The Senyai Thai Kitchen project, designed and executed in Pittsburgh's Shadyside neighborhood by Carnegie Mellon University's School of Architecture faculty Dana Cupkova and Gretchen Craig of EPIPHYTE Lab, was awarded The American Architecture Prize 2017 in the Commercial Interior Design category.
The project was designed and produced with help from the student team of fifth-year seniors Trent Wimbiscus and Sinan Goral, and Thomas Sterling and Colleen Clifford, who both graduated with bachelor's degrees in architecture in 2016.
The restaurant's ceiling, inspired by vaulted geometry of ancient Thai architecture, incorporates acoustic and lighting performance into a contemporary spatial experience. Visual layering of ceilings fins is suggestive of movement while reducing the reverberation of sound in individual vaulted zones, thus creating localized acoustic privacy within the space. The texture and color of the surface's 275 unique vertical slats play with light to create a sense of spatial weightlessness and visual expansion. At the same time it appears as a continuous surface, mimicking an active body of water, or, in homage to the restaurant's name (sen yai translates to "big noodles" in Thai), a bowl of hot noodles in broth.
"At the Epiphyte Lab, we want to collaboratively materialize advanced design ideas and enable students to play within and participate in what is, essentially, a 'pre-practice' design laboratory, while also experimenting with realization of cutting-edge projects," said Dana Cupkova, principal and founder of EPIPHYTE Lab and an assistant professor in the School of Architecture.

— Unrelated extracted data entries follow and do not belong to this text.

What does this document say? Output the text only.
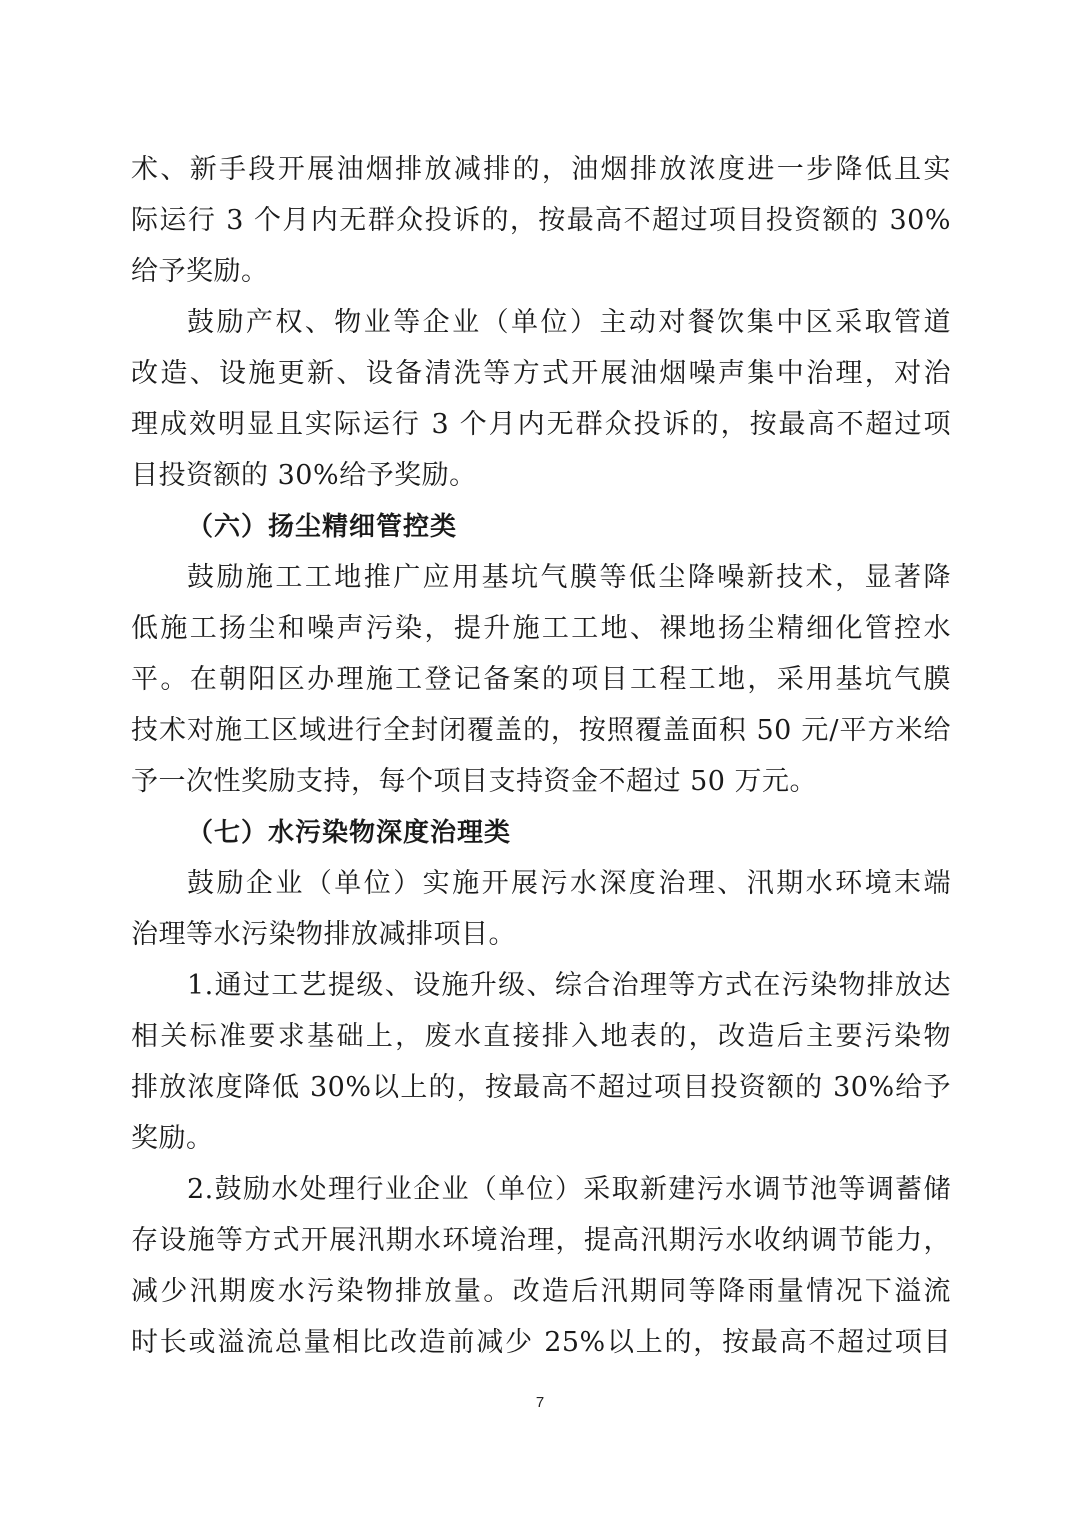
术、新手段开展油烟排放减排的，油烟排放浓度进一步降低且实
际运行 3 个月内无群众投诉的，按最高不超过项目投资额的 30%
给予奖励。
鼓励产权、物业等企业（单位）主动对餐饮集中区采取管道
改造、设施更新、设备清洗等方式开展油烟噪声集中治理，对治
理成效明显且实际运行 3 个月内无群众投诉的，按最高不超过项
目投资额的 30%给予奖励。
（六）扬尘精细管控类
鼓励施工工地推广应用基坑气膜等低尘降噪新技术，显著降
低施工扬尘和噪声污染，提升施工工地、裸地扬尘精细化管控水
平。在朝阳区办理施工登记备案的项目工程工地，采用基坑气膜
技术对施工区域进行全封闭覆盖的，按照覆盖面积 50 元/平方米给
予一次性奖励支持，每个项目支持资金不超过 50 万元。
（七）水污染物深度治理类
鼓励企业（单位）实施开展污水深度治理、汛期水环境末端
治理等水污染物排放减排项目。
1.通过工艺提级、设施升级、综合治理等方式在污染物排放达
相关标准要求基础上，废水直接排入地表的，改造后主要污染物
排放浓度降低 30%以上的，按最高不超过项目投资额的 30%给予
奖励。
2.鼓励水处理行业企业（单位）采取新建污水调节池等调蓄储
存设施等方式开展汛期水环境治理，提高汛期污水收纳调节能力，
减少汛期废水污染物排放量。改造后汛期同等降雨量情况下溢流
时长或溢流总量相比改造前减少 25%以上的，按最高不超过项目
7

The American Architecture Prize is an international prize selected from over 1,000 entries worldwide that recognizes individuals and teams who have made a substantial contribution to all areas of architecture. It celebrates those who push boundaries and set new standards. Buildings clearly need to be practical and serve a purpose, but the AAP recognizes that excellence in architecture goes far beyond that.